Justin McCracken, chief executive of the Health Protection Agency, said: "We see this every year, as the number of cases comes down so we see the samples of swabs that test positive comes down."
The number of cases of swine flu being diagnosed has dropped from a peak of 110,000 in the week beginning July 23rd to 11,000 last week.
Sir Liam Donaldson, Chief Medical Officer, added: "Even when you have a lot of flu around it (the proportion of positive tests) is around 50 per cent."
Overall calls and web hits to the National Pandemic Flu Service have dropped also but there Mondays are consistently the busiest day of the week, even though the service runs at weekends.
Sir Liam Donaldson, Chief Medical Officer, pointed out that Mondays are traditionally the busiest day for GPs as people hold off contacting health services over the weekend.
GP consultation rates about flu have now dropped below baseline levels, used to monitor seasonal flu activity, but this does not mean that swine flu has gone away, Sir Liam said.
He said there were 263 people in hospital at 8am on Wednesday and 30 of them were in intensive care. "This is very exceptional at this time of year, to have people with flu in hospital and in intensive care.
"Seeing a declining pattern doesn't mean it has completely gone away."
The total number of deaths associated with swine flu was confirmed at 54, up from 44 last week. This does not mean ten people died in a week, rather that investigations into whether the death is linked to swine flu have now been completed.
The under fives remain the age group most likely to be admitted to hospital.
Sir Liam said a second wave of swine flu is expected but that it is 'almost impossible' to predict when this will happen.

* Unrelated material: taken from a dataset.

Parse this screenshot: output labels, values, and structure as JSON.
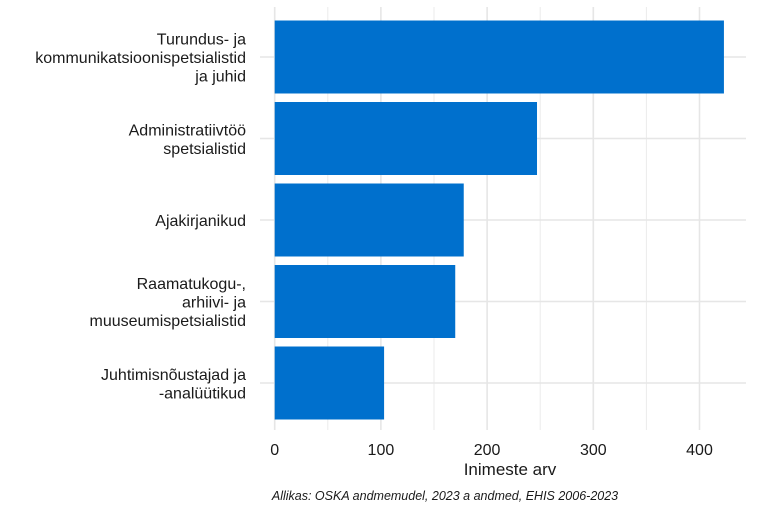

He said during the 1957/8 pandemic when the first case was reported in June, slightly later than in this flu outbreak, and the largest peak was in September with cases rising sharply after the schools went back. There was a second smaller peak at Christmas and the New Year.
However during the last pandemic, in 1968/70, when the first case was found in Britain in August, there was a peak in the Spring of the following year and then a very large peak at Christmas of the second year.
Sir Liam said the swine flu outbreak could behave like either of these pandemics or do something different.
He added that in Australia, where the winter flu season is coming to an end, swine flu has behaved much like ordinary seasonal flu in the pattern of cases, although there has been more severe cases in younger people than normal.
Vaccinations are due to begin in October and people in the priority groups, which include pregnant women and those with serious underlying health conditions, will be contacted by health officials once the immunisation is ready.
The vaccines, being supplied by GlaxoSmithKline and Baxter, are in trials at the moment.
Frontline health and social care staff will be offered the vaccine.